Among the many unfunny gimmicks Stoner and Oliver came up with for this was a series of planetary gumballs which Martin uses to take on the appearance of an Earthling (and, when chewed by Earthlings, make them look like aliens from the planets represented on each gumball); giving Martin an allergy to ice cream (it literally drives him crazy every time he eats any); and having his spacesuit, Zoot (Wayne Knight), have not only a mind but a voice of its own. Apparently the original plan was for the suit to be animate but remain silent, but the filmmakers decided to add a voice in post-production, so they hired Knight to dub a line of patter obviously derived from the late and very much lamented Robin Williams’ virtuoso performance as the voice of the Genie in Disney’s animated Aladdin. Aside from one clever scene in which the spacesuit pops out of a washing machine and sings a bit of James Brown’s hit “I Feel Good,” almost nothing amusing comes out of this idea — or any other idea in the film, including the gag scenes of Martin dressed as a surfer dude. The plot features Tim O’Hara as a TV news producer in love — or at least lust — with Brace Channing (Elizabeth Hurley, far too good an actress for this dumb-brunette role), daughter of his boss (Michael Lerner). Only he embarrasses her on the air and gets fired, and he sees Martin’s alien status and presence on Earth as the story which will make Channing take him back. Meanwhile Martin desperately tries to repair his spaceship so he can go home, and a sinister deep-state conspiracy within the federal government led by scientist Dr. E. Coleye (Wallace Shawn) — and yes, it’s all too indicative of Mesdames Stoner and Oliver’s non-sense of humor that they named this character after the deadly bacterium E. coli, found in shit (which means this movie is probably full of it!), who’s determined either to kidnap Martin or, if he dies, to dissect him. 

About the only character in this movie who actually manages to maintain his dignity is Armitan, an acronym for “Martian,” played by Ray Walston with some of the same dry wit he brought to the original show.
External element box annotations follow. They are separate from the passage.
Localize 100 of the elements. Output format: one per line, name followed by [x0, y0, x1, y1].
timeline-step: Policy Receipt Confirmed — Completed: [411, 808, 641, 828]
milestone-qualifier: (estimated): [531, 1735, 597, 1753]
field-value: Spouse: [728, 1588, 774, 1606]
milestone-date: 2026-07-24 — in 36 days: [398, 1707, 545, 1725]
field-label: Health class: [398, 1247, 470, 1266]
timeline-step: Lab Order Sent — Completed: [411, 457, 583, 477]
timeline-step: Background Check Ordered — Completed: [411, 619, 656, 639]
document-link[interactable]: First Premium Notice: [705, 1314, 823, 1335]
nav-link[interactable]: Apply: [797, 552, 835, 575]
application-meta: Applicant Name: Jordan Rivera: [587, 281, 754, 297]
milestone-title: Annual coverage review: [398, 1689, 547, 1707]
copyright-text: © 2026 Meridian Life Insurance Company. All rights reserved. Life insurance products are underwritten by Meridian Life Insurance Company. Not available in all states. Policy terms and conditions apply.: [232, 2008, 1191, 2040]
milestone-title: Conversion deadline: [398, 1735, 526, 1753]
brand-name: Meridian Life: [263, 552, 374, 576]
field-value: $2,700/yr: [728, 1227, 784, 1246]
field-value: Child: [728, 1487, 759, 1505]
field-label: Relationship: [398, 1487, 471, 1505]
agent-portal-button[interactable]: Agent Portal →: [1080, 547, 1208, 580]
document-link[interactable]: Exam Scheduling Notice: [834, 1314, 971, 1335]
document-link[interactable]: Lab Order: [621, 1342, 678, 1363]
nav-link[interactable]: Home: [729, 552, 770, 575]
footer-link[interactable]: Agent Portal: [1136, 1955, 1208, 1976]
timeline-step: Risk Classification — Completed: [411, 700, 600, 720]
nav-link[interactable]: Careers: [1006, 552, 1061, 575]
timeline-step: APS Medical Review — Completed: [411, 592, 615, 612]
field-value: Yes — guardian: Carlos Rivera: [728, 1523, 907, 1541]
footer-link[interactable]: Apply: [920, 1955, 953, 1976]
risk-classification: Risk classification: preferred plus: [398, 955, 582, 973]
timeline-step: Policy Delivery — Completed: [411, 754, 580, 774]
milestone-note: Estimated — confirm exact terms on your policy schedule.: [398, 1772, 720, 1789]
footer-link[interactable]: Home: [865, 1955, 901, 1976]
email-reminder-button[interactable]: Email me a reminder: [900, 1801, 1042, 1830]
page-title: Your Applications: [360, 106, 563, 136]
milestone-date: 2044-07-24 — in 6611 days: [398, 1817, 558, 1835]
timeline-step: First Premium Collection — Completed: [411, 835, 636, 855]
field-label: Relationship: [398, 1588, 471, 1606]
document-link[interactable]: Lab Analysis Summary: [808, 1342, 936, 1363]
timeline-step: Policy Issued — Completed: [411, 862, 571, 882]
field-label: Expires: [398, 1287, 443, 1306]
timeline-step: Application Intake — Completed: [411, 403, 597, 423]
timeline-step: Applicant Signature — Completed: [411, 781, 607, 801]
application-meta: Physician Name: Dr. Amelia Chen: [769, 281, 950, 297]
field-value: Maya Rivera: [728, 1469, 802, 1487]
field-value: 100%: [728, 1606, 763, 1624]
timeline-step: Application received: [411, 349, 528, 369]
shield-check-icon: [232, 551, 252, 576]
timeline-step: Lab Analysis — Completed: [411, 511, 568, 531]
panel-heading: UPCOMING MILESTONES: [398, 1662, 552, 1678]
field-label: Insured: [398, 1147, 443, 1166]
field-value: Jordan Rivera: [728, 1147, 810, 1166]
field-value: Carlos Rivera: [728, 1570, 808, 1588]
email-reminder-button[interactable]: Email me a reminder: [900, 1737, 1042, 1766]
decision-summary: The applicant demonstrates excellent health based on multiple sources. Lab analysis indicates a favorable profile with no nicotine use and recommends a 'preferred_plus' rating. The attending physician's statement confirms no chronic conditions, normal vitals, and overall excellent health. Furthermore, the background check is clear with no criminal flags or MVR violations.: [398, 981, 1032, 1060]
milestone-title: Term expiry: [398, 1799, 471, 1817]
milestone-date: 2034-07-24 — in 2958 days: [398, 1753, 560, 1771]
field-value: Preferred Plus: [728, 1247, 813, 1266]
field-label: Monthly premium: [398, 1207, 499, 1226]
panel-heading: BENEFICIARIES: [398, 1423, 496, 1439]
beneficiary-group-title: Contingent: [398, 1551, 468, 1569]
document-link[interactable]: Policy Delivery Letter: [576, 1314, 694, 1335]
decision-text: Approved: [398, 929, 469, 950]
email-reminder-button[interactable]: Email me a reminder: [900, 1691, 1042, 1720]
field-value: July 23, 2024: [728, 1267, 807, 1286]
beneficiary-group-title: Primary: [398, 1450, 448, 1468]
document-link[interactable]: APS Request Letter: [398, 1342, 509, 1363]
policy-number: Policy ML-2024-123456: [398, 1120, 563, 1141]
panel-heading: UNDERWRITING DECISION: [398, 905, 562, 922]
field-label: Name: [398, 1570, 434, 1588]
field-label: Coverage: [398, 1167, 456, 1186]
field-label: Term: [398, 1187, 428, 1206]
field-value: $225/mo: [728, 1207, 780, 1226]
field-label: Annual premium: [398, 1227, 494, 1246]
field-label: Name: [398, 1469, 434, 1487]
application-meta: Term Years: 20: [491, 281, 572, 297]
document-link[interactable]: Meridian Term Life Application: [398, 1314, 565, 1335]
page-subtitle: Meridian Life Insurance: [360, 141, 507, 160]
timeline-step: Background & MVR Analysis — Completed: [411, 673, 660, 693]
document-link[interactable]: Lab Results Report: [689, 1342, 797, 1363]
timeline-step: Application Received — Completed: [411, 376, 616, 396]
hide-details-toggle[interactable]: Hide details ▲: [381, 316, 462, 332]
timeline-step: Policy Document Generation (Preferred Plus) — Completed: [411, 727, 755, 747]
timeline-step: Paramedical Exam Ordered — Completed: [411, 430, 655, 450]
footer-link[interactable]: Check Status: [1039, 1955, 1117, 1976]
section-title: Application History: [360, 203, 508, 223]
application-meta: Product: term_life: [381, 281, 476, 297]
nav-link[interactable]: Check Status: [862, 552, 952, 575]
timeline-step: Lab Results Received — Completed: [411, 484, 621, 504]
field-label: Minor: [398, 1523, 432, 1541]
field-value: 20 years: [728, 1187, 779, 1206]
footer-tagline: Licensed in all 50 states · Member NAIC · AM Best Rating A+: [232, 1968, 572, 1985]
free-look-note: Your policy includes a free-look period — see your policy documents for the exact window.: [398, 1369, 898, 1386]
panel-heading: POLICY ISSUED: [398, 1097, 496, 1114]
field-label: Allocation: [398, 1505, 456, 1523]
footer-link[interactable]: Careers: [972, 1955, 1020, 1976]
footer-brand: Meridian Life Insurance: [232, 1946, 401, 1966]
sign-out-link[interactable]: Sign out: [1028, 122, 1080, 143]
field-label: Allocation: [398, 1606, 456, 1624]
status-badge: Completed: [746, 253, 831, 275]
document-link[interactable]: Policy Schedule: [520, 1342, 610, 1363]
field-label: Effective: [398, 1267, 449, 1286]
He’s supposed to be Dr. Coleye’s boss in the government program (which actually has the same name as a real one — SETI, for Search for Extra-Terrestrial Intelligence) but at the end [spoiler alert!] it’s revealed he’s actually the same character Walston played on the original TV show, a Martian who’s been stranded on earth for 35 years (he complains that the gum he has to chew to keep from reverting to his normal Martian form lost its flavor in 1966) and who finally gets a chance to go home by hitching a ride on the new Martin’s spacecraft — only at the last minute the new Martin decides he wants to stay on Earth after all and continue to make living hells out of the lives of Tim and his new girlfriend Lizzie (Daryl Hannah, yet another highly talented actor who comes off in this movie as blitheringly incompetent). Walston gets a few genuine laughs towards the end of the film, but for the most part it achieves a near-perfect level of humorlessness, as if the filmmakers were trying to take Macdonald’s dictum about films that “in form and intent must be classified as comedies” but aren’t actually funny to the absurd level of making a film that contains no laughs at all. I joked during My Favorite Martian that if Ed Wood is in heaven, he’s probably looking down at films like this and saying, “And people thought my movies were terrible?”